A NORTH WEST PERSIAN RUG
18TH CENTURY

Price Realized £17,625 ($25,292)

Sale Information
Christie's SALE 6435 —
ORIENTAL RUGS AND CARPETS
3 May 2001
London, King Street

LOT NOTES
Lot Description
A NORTH WEST PERSIAN RUG
18th Century
The blue field scattered with minor motifs, animals and birds around angular flowering and leafy vine together with seated and standing human figures, a trace of an ivory border at each end, otherwise lacking borders, small repairs and some repiling
6ft.11in. x 3ft.4in. (211cm. x 102cm.)

Lot Notes
This very unusual fragment relates to a small group of late and post-Safavid carpets which were woven in North West Persia.
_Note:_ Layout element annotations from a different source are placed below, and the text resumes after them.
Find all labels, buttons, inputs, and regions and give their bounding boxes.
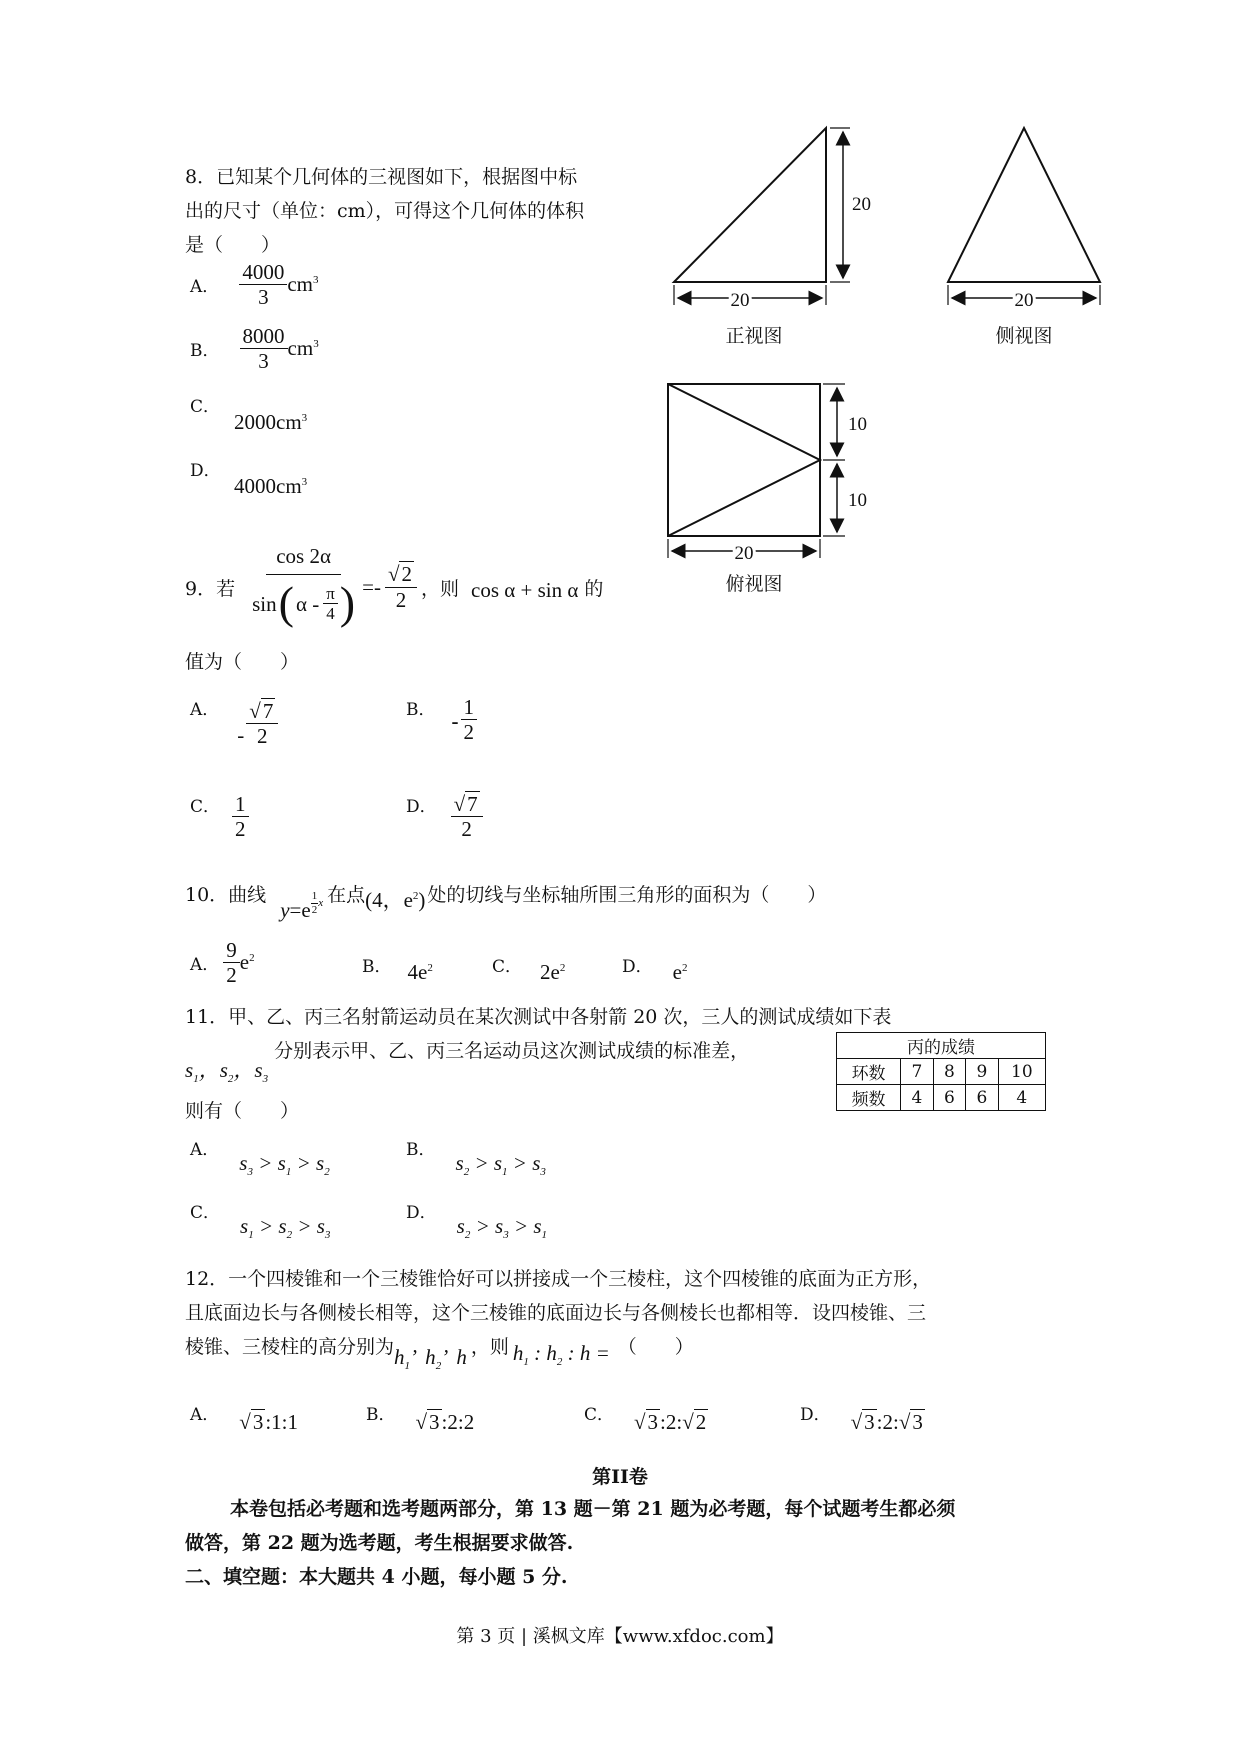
q12-option-d: D． √3:2:√3 (800, 1400, 925, 1435)
q12-line1: 12．一个四棱锥和一个三棱锥恰好可以拼接成一个三棱柱，这个四棱锥的底面为正方形， (185, 1268, 932, 1290)
q11-line3: 则有（ ） (185, 1100, 300, 1122)
table-cell: 6 (966, 1085, 999, 1111)
q9-lhs-fraction (249, 544, 358, 630)
option-label: D． (406, 1203, 437, 1223)
part2-para2: 做答，第 22 题为选考题，考生根据要求做答. (185, 1532, 574, 1554)
unit: $cm^3$ (287, 272, 319, 297)
q9-expression: cos α + sin α (471, 577, 579, 602)
q10-curve: y=e $\frac{1}{2}$ x (280, 890, 324, 922)
table-title: 丙的成绩 (837, 1033, 1046, 1059)
q8-line3: 是（ ） (185, 234, 281, 256)
q10-option-b: B． $4e^2$ (362, 952, 433, 985)
fraction: $\frac{√7}{2}$ (246, 699, 278, 748)
q9-equals: =- (362, 574, 381, 599)
option-label: B． (406, 700, 436, 720)
table-cell: 7 (901, 1059, 934, 1085)
table-cell: 4 (901, 1085, 934, 1111)
q8-option-a (190, 260, 318, 309)
q12-option-c: C． √3:2:√2 (584, 1400, 708, 1435)
option-label: A． (190, 955, 220, 976)
numerator: 8000 (240, 324, 288, 349)
q8-option-c-value: $2000cm^3$ (234, 410, 308, 434)
top-width-value: 20 (734, 543, 754, 564)
front-width-value: 20 (730, 290, 750, 311)
fraction (240, 324, 288, 373)
q12-line3: 棱锥、三棱柱的高分别为 $h_1$’ $h_2$’ h ，则 $h_1$ : $h_2$ : h = （ ） (185, 1336, 694, 1373)
option-label: B． (366, 1405, 396, 1425)
part2-title: 第II卷 (592, 1466, 648, 1488)
denominator: 3 (258, 349, 269, 374)
q9-option-c (190, 792, 249, 841)
option-label: B． (406, 1140, 436, 1160)
q8-option-b (190, 324, 319, 373)
top-view-triangle (668, 384, 820, 536)
option-label: B． (362, 957, 392, 977)
option-label: A． (190, 1405, 220, 1425)
table-cell: 8 (933, 1059, 966, 1085)
fraction: $\frac{1}{2}$ (232, 792, 249, 841)
q11-s-list: $s_1$，$s_2$，$s_3$ (185, 1058, 269, 1086)
side-view-shape (948, 128, 1100, 282)
q8-line1: 8．已知某个几何体的三视图如下，根据图中标 (185, 166, 578, 188)
top-half2-value: 10 (848, 490, 867, 511)
page-footer: 第 3 页 | 溪枫文库【www.xfdoc.com】 (456, 1626, 784, 1647)
fraction: $\frac{√7}{2}$ (451, 792, 483, 841)
numerator: √2 (385, 562, 417, 587)
top-view-caption: 俯视图 (725, 573, 783, 595)
table-cell: 4 (998, 1085, 1045, 1111)
denominator: 3 (258, 285, 269, 310)
q12-option-a: A． √3:1:1 (190, 1400, 298, 1435)
option-label: C． (584, 1405, 615, 1425)
table-row (837, 1059, 1046, 1085)
q11-option-b: B． $s_2 > s_1 > s_3$ (406, 1135, 546, 1178)
q12-line2: 且底面边长与各侧棱长相等，这个三棱锥的底面边长与各侧棱长也都相等．设四棱锥、三 (185, 1302, 927, 1324)
q9-option-d (406, 792, 483, 841)
option-label: D． (622, 957, 653, 977)
option-label: A． (190, 277, 220, 298)
fraction: $\frac{9}{2}$ (223, 938, 240, 987)
q9-statement (185, 532, 603, 642)
three-view-figure (640, 110, 1120, 600)
fraction (239, 260, 287, 309)
q11-line2: $s_1$，$s_2$，$s_3$ 分别表示甲、乙、丙三名运动员这次测试成绩的标准差， (185, 1040, 750, 1086)
part2-para1: 本卷包括必考题和选考题两部分，第 13 题－第 21 题为必考题，每个试题考生都必须 (230, 1498, 956, 1520)
table-cell: 环数 (837, 1059, 901, 1085)
q9-mid: ，则 (420, 577, 459, 600)
option-label: B． (190, 341, 220, 362)
front-view-caption: 正视图 (725, 325, 783, 347)
q10-prefix: 10．曲线 (185, 884, 267, 906)
option-label: D． (800, 1405, 831, 1425)
table-cell: 频数 (837, 1085, 901, 1111)
table-row (837, 1085, 1046, 1111)
q8-option-d-label: D． (190, 461, 221, 481)
q12-option-b: B． √3:2:2 (366, 1400, 474, 1435)
side-width-value: 20 (1014, 290, 1034, 311)
q10-mid: 在点 (327, 884, 366, 906)
q9-suffix: 的 (584, 577, 604, 600)
q8-option-d-value: $4000cm^3$ (234, 474, 308, 498)
q9-option-b (406, 695, 477, 744)
numerator: 4000 (239, 260, 287, 285)
numerator: cos 2α (266, 544, 341, 575)
q10-option-a: A． $\frac{9}{2}$ $e^2$ (190, 938, 255, 988)
option-label: C． (190, 797, 221, 817)
q10-suffix: 处的切线与坐标轴所围三角形的面积为（ ） (427, 884, 827, 906)
q8-option-c-label: C． (190, 397, 221, 417)
sign: - (237, 723, 245, 747)
denominator: 2 (395, 587, 407, 612)
sign: - (451, 709, 459, 733)
q11-option-d: D． $s_2 > s_3 > s_1$ (406, 1198, 547, 1241)
q10-point: (4，$e^2$) (365, 888, 426, 912)
q11-option-a: A． $s_3 > s_1 > s_2$ (190, 1135, 330, 1178)
q10-option-d: D． $e^2$ (622, 952, 687, 985)
front-view-shape (674, 128, 826, 282)
q10-option-c: C． $2e^2$ (492, 952, 565, 985)
q8-line2: 出的尺寸（单位：cm），可得这个几何体的体积 (185, 200, 585, 222)
table-cell: 6 (933, 1085, 966, 1111)
q9-prefix: 9．若 (185, 577, 236, 600)
option-label: A． (190, 700, 220, 720)
section-heading: 二、填空题：本大题共 4 小题，每小题 5 分. (185, 1566, 568, 1588)
unit: $cm^3$ (287, 336, 319, 361)
top-half1-value: 10 (848, 414, 867, 435)
front-height-value: 20 (852, 194, 871, 215)
option-label: D． (406, 797, 437, 817)
q11-score-table (836, 1032, 1046, 1111)
table-cell: 10 (998, 1059, 1045, 1085)
option-label: C． (190, 1203, 221, 1223)
option-label: A． (190, 1140, 220, 1160)
q11-line1: 11．甲、乙、丙三名射箭运动员在某次测试中各射箭 20 次，三人的测试成绩如下表 (185, 1006, 892, 1028)
option-label: C． (492, 957, 523, 977)
q11-option-c: C． $s_1 > s_2 > s_3$ (190, 1198, 330, 1241)
top-view-square (668, 384, 820, 536)
q9-option-a (190, 695, 278, 748)
q10-statement (185, 880, 826, 934)
fraction: $\frac{1}{2}$ (461, 695, 478, 744)
table-cell: 9 (966, 1059, 999, 1085)
side-view-caption: 侧视图 (995, 325, 1053, 347)
q9-rhs-fraction (385, 562, 417, 611)
q9-line2: 值为（ ） (185, 651, 300, 673)
denominator: sin ( α - $\frac{\pi}{4}$ ) (252, 577, 356, 629)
They derive their designs from those of carpets of the classic early Safavid period; they are woven however with a variety of structures and therefore do not fit easily into a single homogenous group. They were published and discussed at some length by Ian Bennett ("Animal and Tree Carpets, an Amorphous Group", Hali 73, February/March 1994, pp.91-99).

Even within this amorphous group, the present rug stands out. Very few of the other rugs have human figures, and when they do, their angular figures are hunting stylised animals in the forest. Here there is a completely different feeling: the figures are stationary, either standing or seated, even if some of them look frankly angry at where they have been placed! The structure also places it apart from most of the others identified by Bennett. It has an ivory 3ZS warp and two shoots of maroon lightly plied wool as weft, occasionally using four shoots. This accords with the "proto-Kurdish" group identified by Alberto Levi, also from North West Persia ("Renewal and Innovation", Hali 70, pp.84-93, esp.p.87). It also relates it to two of the examples in group B identified by Bennett; the Oakland carpet and the Bechirian rug, now in the Thysen Bornemisza Collection (Spuhler, Friedrich: The Thyssen-Bornemisza Collection, Carpets and Textiles, London, 1998, no.35, pp.144-5).